New Zealand What Is Known For


It was no accident when the Kiwis sailed off with the America's Cup in 1996, then successfully defended it four years later in Auckland. "The City of Sails" has more boats per capita than any other metropolis in the world, and bareboat and skippered charters are available throughout New Zealand. The only real problem is deciding whether to ply the marine reserves of the Bay of Islands, skim across Auckland's wind-whipped Hauraki Gulf, or head to the South Island to glide along the coastline edging the Marlborough Sounds.


The Bay of Islands, at the top of the North Island, has been a hot spot for big-game fishing since the 1920s, when western author (and fishing pioneer) Zane Grey first landed some monster marlin.
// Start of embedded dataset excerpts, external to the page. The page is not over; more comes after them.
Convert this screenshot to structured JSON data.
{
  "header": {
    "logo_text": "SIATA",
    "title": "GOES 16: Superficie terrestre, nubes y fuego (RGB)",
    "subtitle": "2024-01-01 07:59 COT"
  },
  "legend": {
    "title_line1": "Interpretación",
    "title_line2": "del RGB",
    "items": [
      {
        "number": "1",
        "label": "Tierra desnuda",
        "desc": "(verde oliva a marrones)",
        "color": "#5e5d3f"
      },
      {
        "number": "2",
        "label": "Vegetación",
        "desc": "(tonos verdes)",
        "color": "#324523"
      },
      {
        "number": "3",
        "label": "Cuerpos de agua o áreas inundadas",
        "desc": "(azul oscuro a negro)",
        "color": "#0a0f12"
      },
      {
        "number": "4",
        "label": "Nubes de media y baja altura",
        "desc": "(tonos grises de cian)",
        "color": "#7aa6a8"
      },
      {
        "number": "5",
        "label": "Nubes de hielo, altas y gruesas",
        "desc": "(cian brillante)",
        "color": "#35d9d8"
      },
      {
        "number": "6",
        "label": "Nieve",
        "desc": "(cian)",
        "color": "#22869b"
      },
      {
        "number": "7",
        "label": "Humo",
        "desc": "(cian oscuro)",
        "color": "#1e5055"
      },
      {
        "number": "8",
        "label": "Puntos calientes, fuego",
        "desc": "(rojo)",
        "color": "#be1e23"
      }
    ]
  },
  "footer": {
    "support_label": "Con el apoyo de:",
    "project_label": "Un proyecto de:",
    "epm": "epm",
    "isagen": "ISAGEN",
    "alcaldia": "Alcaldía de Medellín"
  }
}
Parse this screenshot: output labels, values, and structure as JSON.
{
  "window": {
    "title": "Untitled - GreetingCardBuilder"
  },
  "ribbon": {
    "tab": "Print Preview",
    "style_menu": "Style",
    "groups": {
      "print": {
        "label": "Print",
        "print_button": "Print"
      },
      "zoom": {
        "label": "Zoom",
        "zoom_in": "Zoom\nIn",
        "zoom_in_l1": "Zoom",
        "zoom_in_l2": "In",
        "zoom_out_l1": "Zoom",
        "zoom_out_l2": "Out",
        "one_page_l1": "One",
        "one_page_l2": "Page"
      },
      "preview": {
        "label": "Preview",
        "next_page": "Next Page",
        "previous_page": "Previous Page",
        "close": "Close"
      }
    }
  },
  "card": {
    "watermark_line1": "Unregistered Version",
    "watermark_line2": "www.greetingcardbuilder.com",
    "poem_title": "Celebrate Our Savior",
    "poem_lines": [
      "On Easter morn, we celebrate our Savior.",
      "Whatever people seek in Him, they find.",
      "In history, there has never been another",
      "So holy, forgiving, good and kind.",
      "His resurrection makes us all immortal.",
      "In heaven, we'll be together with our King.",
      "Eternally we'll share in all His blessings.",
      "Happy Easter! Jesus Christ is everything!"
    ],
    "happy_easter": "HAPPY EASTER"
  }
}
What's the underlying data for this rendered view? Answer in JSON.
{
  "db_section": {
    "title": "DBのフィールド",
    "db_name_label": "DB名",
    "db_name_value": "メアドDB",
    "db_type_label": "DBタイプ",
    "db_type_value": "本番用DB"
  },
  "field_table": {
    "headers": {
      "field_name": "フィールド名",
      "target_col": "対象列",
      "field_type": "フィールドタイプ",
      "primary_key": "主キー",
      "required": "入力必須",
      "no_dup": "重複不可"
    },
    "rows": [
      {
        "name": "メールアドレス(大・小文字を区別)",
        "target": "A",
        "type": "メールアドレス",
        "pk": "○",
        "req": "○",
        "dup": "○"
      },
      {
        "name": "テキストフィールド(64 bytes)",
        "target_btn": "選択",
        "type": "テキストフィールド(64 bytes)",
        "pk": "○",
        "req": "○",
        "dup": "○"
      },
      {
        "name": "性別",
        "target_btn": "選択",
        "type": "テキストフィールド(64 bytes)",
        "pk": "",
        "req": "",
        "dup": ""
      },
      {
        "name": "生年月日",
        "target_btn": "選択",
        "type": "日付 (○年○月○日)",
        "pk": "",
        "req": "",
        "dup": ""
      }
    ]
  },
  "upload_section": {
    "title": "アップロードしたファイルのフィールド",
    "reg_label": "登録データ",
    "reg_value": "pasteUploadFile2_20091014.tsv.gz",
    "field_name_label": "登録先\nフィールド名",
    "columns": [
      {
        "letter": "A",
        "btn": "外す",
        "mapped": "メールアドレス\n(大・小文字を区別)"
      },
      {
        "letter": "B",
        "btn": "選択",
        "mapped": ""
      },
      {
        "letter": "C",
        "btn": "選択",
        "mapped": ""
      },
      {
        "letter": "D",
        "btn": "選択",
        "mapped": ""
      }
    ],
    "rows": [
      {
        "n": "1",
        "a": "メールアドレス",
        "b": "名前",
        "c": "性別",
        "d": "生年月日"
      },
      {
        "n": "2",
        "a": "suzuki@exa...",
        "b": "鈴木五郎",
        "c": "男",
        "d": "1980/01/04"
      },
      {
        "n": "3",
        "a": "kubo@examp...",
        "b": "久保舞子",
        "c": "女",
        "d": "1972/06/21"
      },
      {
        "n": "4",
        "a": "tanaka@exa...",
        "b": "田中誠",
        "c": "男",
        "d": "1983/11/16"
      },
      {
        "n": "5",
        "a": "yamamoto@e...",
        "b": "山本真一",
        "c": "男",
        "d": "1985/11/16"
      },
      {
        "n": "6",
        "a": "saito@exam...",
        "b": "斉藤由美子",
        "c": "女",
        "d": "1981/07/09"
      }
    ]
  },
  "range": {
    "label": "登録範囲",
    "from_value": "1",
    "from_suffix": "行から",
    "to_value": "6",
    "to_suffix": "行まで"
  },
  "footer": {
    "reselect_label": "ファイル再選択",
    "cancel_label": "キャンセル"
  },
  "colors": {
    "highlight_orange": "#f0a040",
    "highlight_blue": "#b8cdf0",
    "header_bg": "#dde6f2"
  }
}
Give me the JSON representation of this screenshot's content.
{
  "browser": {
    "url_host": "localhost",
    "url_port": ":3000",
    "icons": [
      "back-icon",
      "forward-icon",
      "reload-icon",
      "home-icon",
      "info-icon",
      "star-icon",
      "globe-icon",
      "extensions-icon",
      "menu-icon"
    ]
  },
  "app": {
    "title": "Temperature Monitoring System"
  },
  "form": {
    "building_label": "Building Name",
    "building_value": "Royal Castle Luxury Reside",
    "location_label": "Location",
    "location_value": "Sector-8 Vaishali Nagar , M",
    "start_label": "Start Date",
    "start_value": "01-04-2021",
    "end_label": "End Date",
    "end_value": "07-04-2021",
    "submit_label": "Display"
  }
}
Today, however, more anglers come to test their fly-fish- ing skills on huge brown and rainbow trout in such river meccas as the Motu and Tongariro, and in enormous Lake Taupo.


New Zealand's major wine-growing regions are ideal cycling country: The terrain's not too steep, the weather's often good, and vineyard tastings and gourmet meals await around every curve. A good place to stage your own Tour de Grape is in the sun-drenched Marlborough region, at the top of the South Island. Base yourself at a country B and B or at a hotel in the bustling little seaside town of Blenheim, and sip the excellent whites, the small-batch reds, and the ever-growing selection of late-harvest dessert wines.